President Obama highlighted the "good news" in the latest jobs report today, but, speaking in the battleground state of Virginia, stressed "we've got to do more" to boost the economy, including freezing low interest rates for student loans.
Speaking to students at Washington-Lee High School in Arlington, the president touted that the unemployment rate "ticked down again" from 8.2 percent in March to 8.1 percent in April, while glossing over the fact that the economy created just 115,000 jobs last month, fewer than the roughly 160,000 expected.
"After the worst economic crisis since the Great Depression, our businesses have now created more than 4.2 million new jobs over the last 26 months, more than 1 million jobs in the last six months alone," Obama said to applause. "So that's the good news. But there are still a lot of folks out of work, which means that we've got to do more."
One way to boost the economy, the president argued, is for Congress to maintain low interest rates for student loans. The president has spent the past two weeks pushing lawmakers to extend a 2007 law that cut student loan rates to 3.4 percent. If Congress does not act, interest rates will double to 6.8 percent on July 1.
"My message to Congress is going to be, just saying no to ideas that will create new jobs is not an option. There's too much at stake for us not to all be rowing in the same direction," Obama said.
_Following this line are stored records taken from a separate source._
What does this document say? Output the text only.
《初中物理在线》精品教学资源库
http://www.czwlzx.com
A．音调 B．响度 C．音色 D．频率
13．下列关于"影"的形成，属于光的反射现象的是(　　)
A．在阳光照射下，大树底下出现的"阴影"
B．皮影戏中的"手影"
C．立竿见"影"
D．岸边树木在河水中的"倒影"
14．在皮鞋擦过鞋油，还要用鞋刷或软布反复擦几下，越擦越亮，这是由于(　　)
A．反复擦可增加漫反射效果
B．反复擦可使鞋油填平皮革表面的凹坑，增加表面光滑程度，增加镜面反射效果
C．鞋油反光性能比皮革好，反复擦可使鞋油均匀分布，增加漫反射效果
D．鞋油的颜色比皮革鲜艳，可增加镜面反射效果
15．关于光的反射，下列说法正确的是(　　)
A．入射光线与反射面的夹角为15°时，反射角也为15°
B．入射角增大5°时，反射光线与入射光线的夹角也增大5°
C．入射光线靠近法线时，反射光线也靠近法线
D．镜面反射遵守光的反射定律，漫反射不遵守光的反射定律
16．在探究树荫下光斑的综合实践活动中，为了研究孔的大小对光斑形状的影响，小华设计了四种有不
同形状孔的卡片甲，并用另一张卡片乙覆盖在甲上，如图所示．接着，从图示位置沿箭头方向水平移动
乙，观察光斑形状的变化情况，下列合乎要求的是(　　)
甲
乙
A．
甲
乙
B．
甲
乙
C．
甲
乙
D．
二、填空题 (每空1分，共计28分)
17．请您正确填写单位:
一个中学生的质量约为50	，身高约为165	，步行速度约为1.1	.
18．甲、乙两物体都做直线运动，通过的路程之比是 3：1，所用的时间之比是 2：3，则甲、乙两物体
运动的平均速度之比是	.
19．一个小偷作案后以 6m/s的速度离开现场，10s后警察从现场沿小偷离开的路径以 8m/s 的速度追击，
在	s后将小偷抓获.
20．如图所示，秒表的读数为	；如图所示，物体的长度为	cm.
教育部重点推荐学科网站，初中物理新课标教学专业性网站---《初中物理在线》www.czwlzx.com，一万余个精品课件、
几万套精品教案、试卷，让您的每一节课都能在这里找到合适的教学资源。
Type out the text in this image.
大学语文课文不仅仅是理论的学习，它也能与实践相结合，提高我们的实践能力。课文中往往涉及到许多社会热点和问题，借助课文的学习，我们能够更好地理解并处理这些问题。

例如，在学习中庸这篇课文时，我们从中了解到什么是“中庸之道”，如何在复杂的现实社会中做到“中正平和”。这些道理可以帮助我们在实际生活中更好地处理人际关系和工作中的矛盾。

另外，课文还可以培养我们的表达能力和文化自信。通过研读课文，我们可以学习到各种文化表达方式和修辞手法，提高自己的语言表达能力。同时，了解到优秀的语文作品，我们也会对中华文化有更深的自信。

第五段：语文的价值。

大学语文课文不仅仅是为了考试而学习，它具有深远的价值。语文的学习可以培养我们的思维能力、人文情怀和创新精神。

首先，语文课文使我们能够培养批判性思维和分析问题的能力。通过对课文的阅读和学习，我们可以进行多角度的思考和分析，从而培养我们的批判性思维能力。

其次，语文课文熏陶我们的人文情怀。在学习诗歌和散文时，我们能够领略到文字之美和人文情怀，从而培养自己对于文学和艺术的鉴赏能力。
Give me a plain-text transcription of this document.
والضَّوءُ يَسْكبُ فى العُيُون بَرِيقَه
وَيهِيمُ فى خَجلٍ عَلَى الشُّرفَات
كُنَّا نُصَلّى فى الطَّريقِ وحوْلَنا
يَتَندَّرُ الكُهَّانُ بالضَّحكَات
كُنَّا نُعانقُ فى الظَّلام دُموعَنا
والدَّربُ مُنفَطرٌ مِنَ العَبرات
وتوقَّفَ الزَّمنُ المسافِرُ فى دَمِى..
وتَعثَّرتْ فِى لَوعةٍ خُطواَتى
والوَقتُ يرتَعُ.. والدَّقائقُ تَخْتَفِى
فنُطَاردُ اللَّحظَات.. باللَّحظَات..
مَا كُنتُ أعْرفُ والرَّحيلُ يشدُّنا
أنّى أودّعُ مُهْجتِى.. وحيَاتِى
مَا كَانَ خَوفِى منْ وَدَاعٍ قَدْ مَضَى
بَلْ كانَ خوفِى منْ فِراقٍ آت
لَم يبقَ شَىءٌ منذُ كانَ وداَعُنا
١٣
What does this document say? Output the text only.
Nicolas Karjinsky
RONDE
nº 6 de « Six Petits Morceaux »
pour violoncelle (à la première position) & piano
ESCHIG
The president went on to slam Republican lawmakers for playing politics with the student loan bill. "Rather than find a bipartisan way to fix this problem, the House Republicans are saying they're only going to prevent these rates from doubling if they can cut things like preventive health care for women instead," he said to boos from the crowd. "That's not good. We shouldn't have to choose between women having preventive health care and young people keeping their student loan rates low."
The president has threatened to veto the House version of the bill because it would cut the Prevention and Public Health Fund, a program created as part of the president's health care reform act.
In response to Obama's speech, a spokesman for House Speaker John Boehner, R-Ohio, tweeted, "Is it normal for Presidents to deliver such hyper-partisan remarks to a group of high schoolers?"
Today's address marked the fourth time in two weeks the president has rallied students to support his call for low-rate student loans. The administration's focus on the issue has caused some Republicans to accuse the president of trying to distract attention away from the flailing economic recovery.
"This makes no sense because this is all about the economy," the president said today in his defense. "Making sure our young people can earn the best possible education? That's one of the best things we can do for the economy. Making sure college is available to everyone and not just a few at the top - that's one of the best things we can do for our economy."
Obama will return to Virginia on Saturday, where he will hold one of his first campaign rallies of the election year. The president has an edge over presumptive GOP rival Mitt Romney in the state and is expected to campaign hard to maintain it. According to a new Washington Post poll, the president leads Romney 51 percent to 44 percent in Virginia.